The MC thanks the speaker
If you haven’t noticed the MC so far, this is definitely the moment when the MC announces his or her (usually ‘her’) compelling presence. After what could actually have been a splendid and thought-provoking lecture raising, addressing or answering serious scientific questions – and requiring a suitable acknowledgement from a scientific peer – the MC usually goes up to say “Thank you, sir (or ‘ma’am’) for a wonderful lecture. The poet Keats has said that a ‘thing of beauty is a joy forever’; your beautiful lecture will always evoke the most joyful memories. Thank you very much again. May I now request the President to offer another flower bouquet to our speaker …”.
Presentation of mementos
This is another of my favourite events. Every ‘dignitary’ on the dais, or sometimes also on the first row (which, incidentally, must always be marked ‘reserved’), must receive a colourfully wrapped and yellow-ribboned memento (which usually contains a sandalwood Nataraja idol nestled among shredded paper). Even here, the hierarchy must be respected; the more important VIP’s receive a bigger memento — which usually contains a larger Nataraja with more shredded paper. The presentation itself involves two steps: first, the name of the dignitary receiving the memento must be called out with a suitable prefix in appreciation (the preferred expression is “our most beloved”), and then the dignitary must actually receive the memento (which again is tough work because the angles must be right for the photographer). While handing over, both the individuals must sport dazzling smiles and shake hands if they belong to the same sex. If it’s a lady receiving the memento from a gentleman (or vice versa), it must be a polite namaste (sometimes one of the two holds out a hand and the resulting discomfiture is great fun to watch). Finally, if the camera’s flash fails, step 2 must be repeated as often as necessary.
Vote of thanks
I have often wondered if we really require a vote of thanks (and also about how this unusual phrase originated).
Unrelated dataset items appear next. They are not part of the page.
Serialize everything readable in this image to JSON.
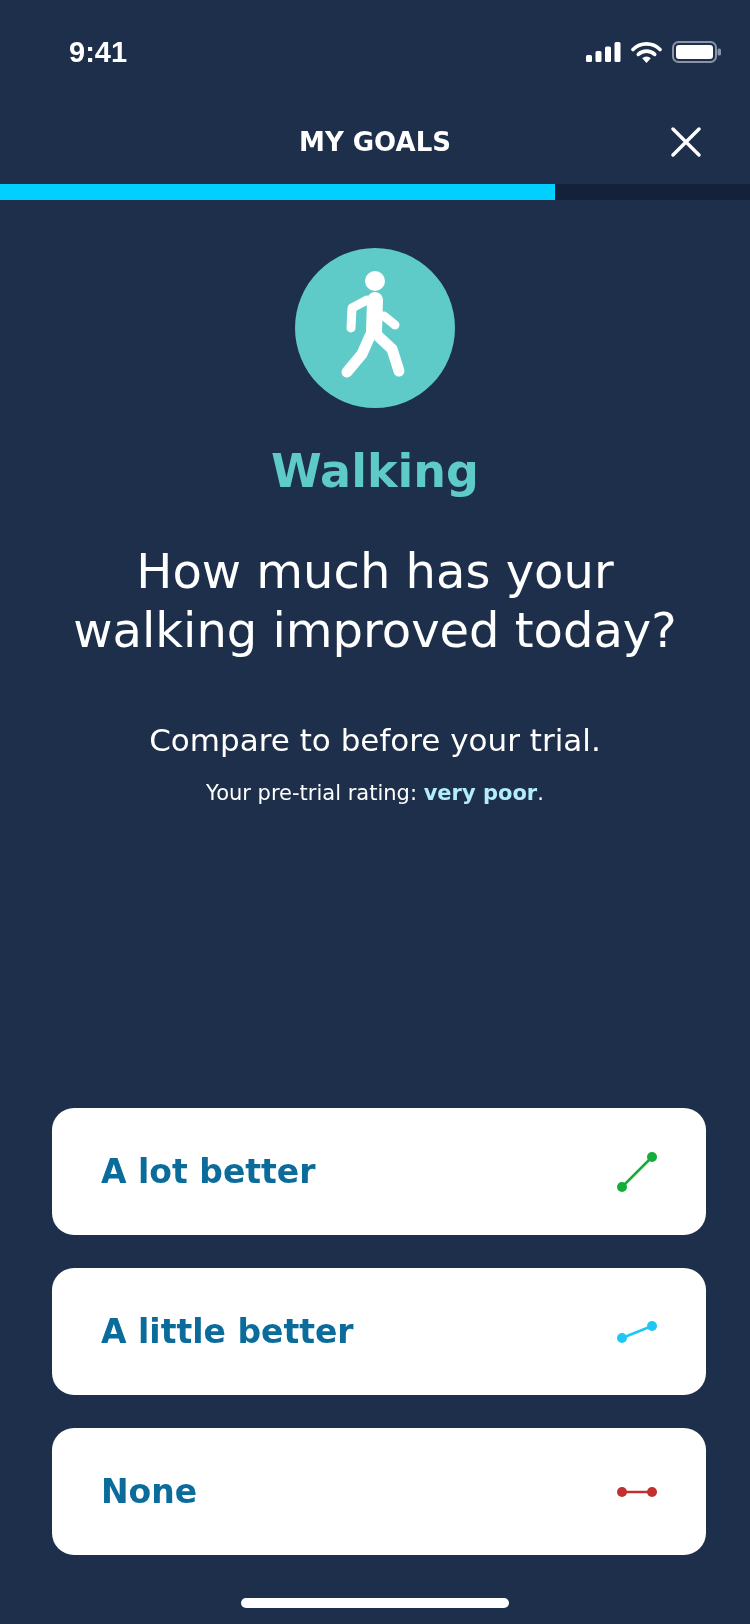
{
  "status_bar": {
    "time": "9:41"
  },
  "header": {
    "title": "MY GOALS"
  },
  "progress": {
    "level": 0.74
  },
  "goal": {
    "name": "Walking",
    "question": "How much has your walking improved today?",
    "instruction": "Compare to before your trial.",
    "rating_note": "Your pre-trial rating: **very poor**."
  },
  "options": [
    {
      "label": "A lot better",
      "kind": "steep",
      "color": "#12ad3b"
    },
    {
      "label": "A little better",
      "kind": "gentle",
      "color": "#1ec8f5"
    },
    {
      "label": "None",
      "kind": "flat",
      "color": "#c0302e"
    }
  ]
}
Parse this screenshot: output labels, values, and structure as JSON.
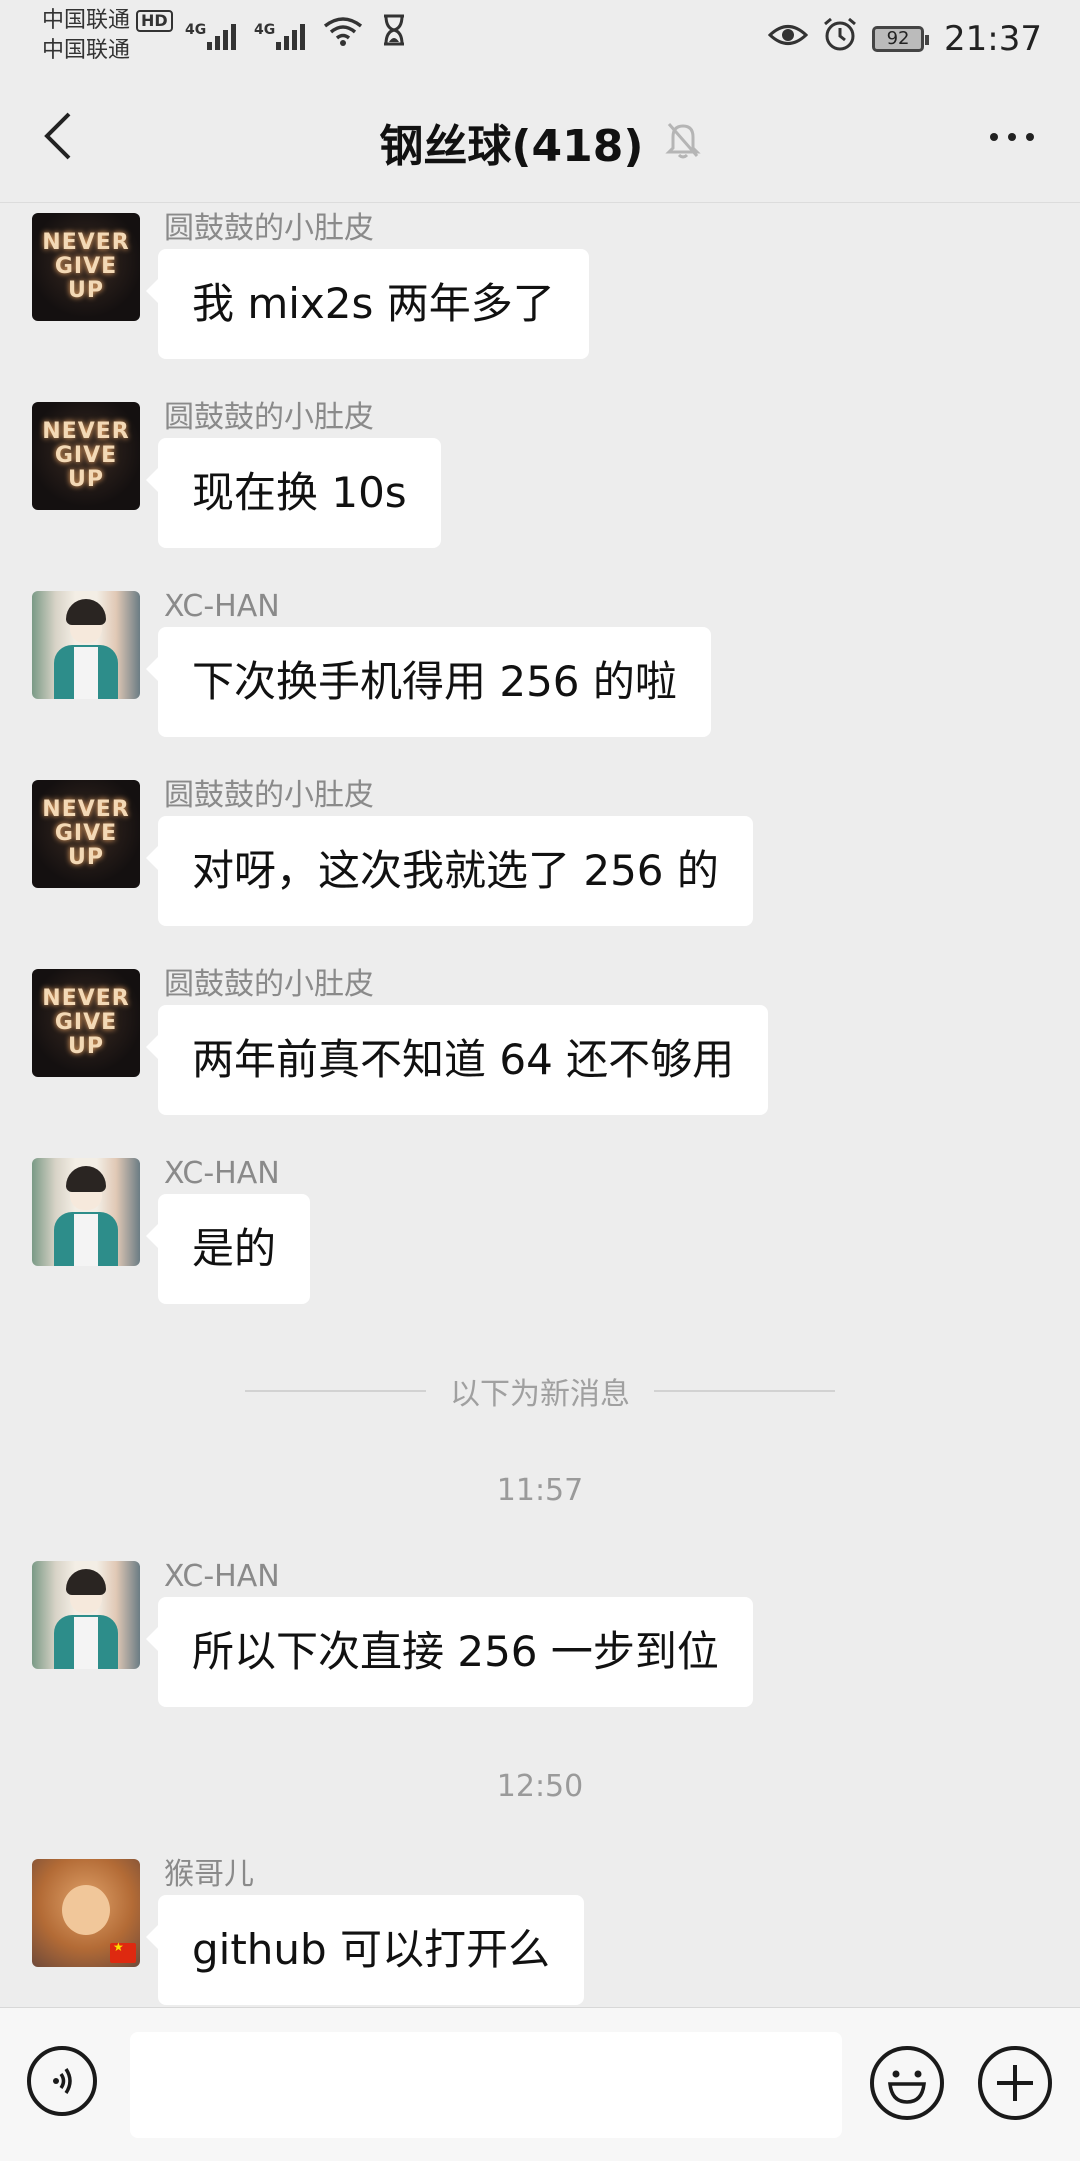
{
  "status_bar": {
    "carrier_1": "中国联通",
    "hd_badge": "HD",
    "carrier_2": "中国联通",
    "signal_1_label": "4G",
    "signal_2_label": "4G",
    "battery": "92",
    "time": "21:37",
    "icons": [
      "eye-icon",
      "alarm-icon",
      "battery-icon",
      "wifi-icon",
      "hourglass-icon"
    ]
  },
  "nav": {
    "title": "钢丝球(418)",
    "icons": [
      "back-icon",
      "mute-bell-icon",
      "more-icon"
    ]
  },
  "messages": [
    {
      "sender": "圆鼓鼓的小肚皮",
      "avatar": "never-give-up",
      "text": "我 mix2s 两年多了"
    },
    {
      "sender": "圆鼓鼓的小肚皮",
      "avatar": "never-give-up",
      "text": "现在换 10s"
    },
    {
      "sender": "XC-HAN",
      "avatar": "xc-han",
      "text": "下次换手机得用 256 的啦"
    },
    {
      "sender": "圆鼓鼓的小肚皮",
      "avatar": "never-give-up",
      "text": "对呀，这次我就选了 256 的"
    },
    {
      "sender": "圆鼓鼓的小肚皮",
      "avatar": "never-give-up",
      "text": "两年前真不知道 64 还不够用"
    },
    {
      "sender": "XC-HAN",
      "avatar": "xc-han",
      "text": "是的"
    },
    {
      "sender": "XC-HAN",
      "avatar": "xc-han",
      "text": "所以下次直接 256 一步到位"
    },
    {
      "sender": "猴哥儿",
      "avatar": "monkey",
      "text": "github 可以打开么"
    }
  ],
  "avatar_text": {
    "never_give_up": [
      "NEVER",
      "GIVE",
      "UP"
    ]
  },
  "divider_text": "以下为新消息",
  "timestamps": [
    "11:57",
    "12:50"
  ],
  "input_bar": {
    "placeholder": "",
    "icons": [
      "voice-icon",
      "emoji-icon",
      "plus-icon"
    ]
  }
}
It is certainly polite to thank a distinguished guest or speaker, or anyone who has made a very special effort to organise the event, but there may be other ways to do it. Today’s vote of thanks starts with “It is now my pleasant duty to .. ” (when the task is usually quite painful) and involves reading out a long list of names using phrases such as “I would be failing in my duty if ..”, “last, but not the least ..” or “and above all ..”. The real problem arises when some names are forgotten or Mr A is thanked more profusely than Mr B. The idea of a vote of thanks is presumably to make everyone involved happy; but we may be guilty of doing just the opposite.
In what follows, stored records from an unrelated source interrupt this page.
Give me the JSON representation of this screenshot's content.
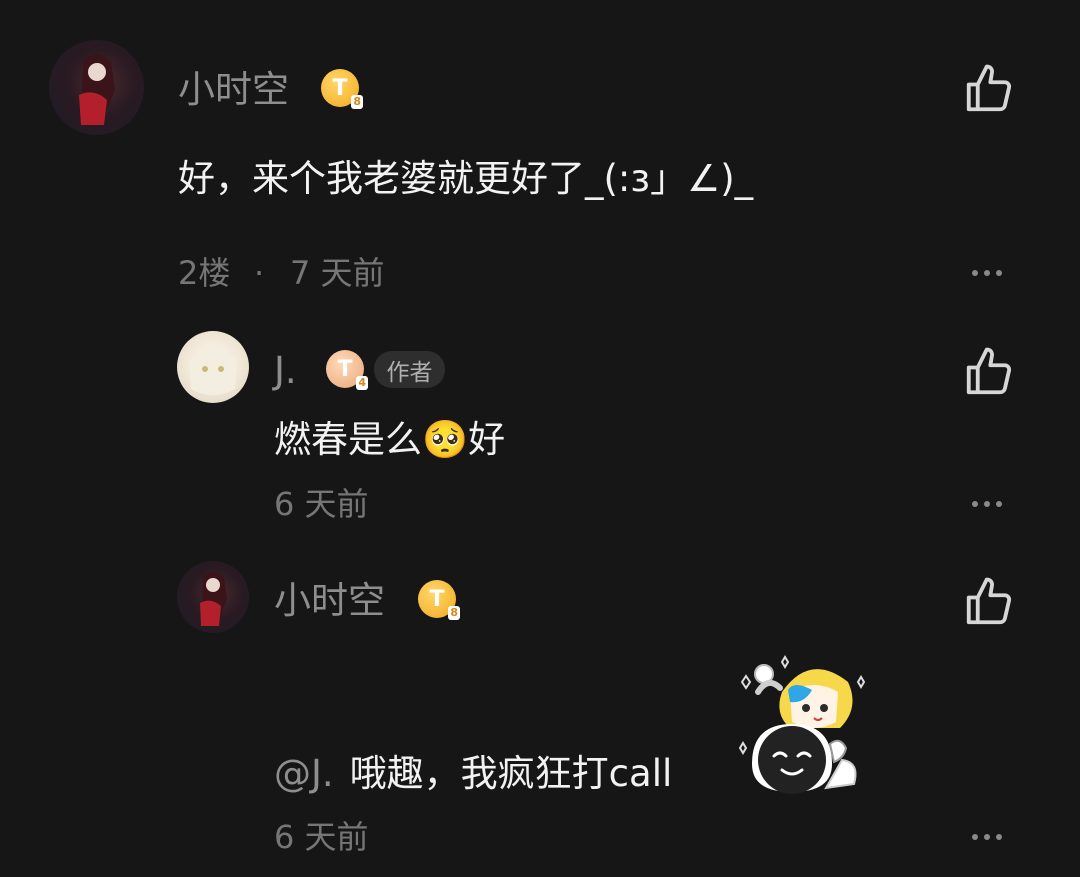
{
  "comments": [
    {
      "username": "小时空",
      "badge": "T",
      "badge_level": "8",
      "content": "好，来个我老婆就更好了_(:з」∠)_",
      "floor": "2楼",
      "separator": "·",
      "time": "7 天前",
      "like_icon": "thumbs-up-icon",
      "more_icon": "more-icon"
    }
  ],
  "replies": [
    {
      "username": "J.",
      "badge": "T",
      "badge_level": "4",
      "author_tag": "作者",
      "content_text": "燃春是么",
      "content_emoji": "🥺",
      "content_after": "好",
      "time": "6 天前"
    },
    {
      "username": "小时空",
      "badge": "T",
      "badge_level": "8",
      "mention": "@J.",
      "content": "哦趣，我疯狂打call",
      "time": "6 天前"
    }
  ],
  "colors": {
    "background": "#161616",
    "username": "#8e8e8e",
    "content": "#f2f2f2",
    "meta": "#767676",
    "badge_gold": "#f3a91e"
  }
}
This is truly a delightful expression and it gets even better when we ask: “how ‘high’ is the high tea?”. Depending on the sponsor’s generosity it can be just tea with biscuits, or a generous spread with vegetable cutlets, rich cakes (with a pink icing), 4-6 roasted cashew nuts, potato chips etc. A high tea dramatically raises the recall value of a scientific meeting. A bad lecture with a good “high tea”, often rates higher than a good lecture with “low tea” or no tea.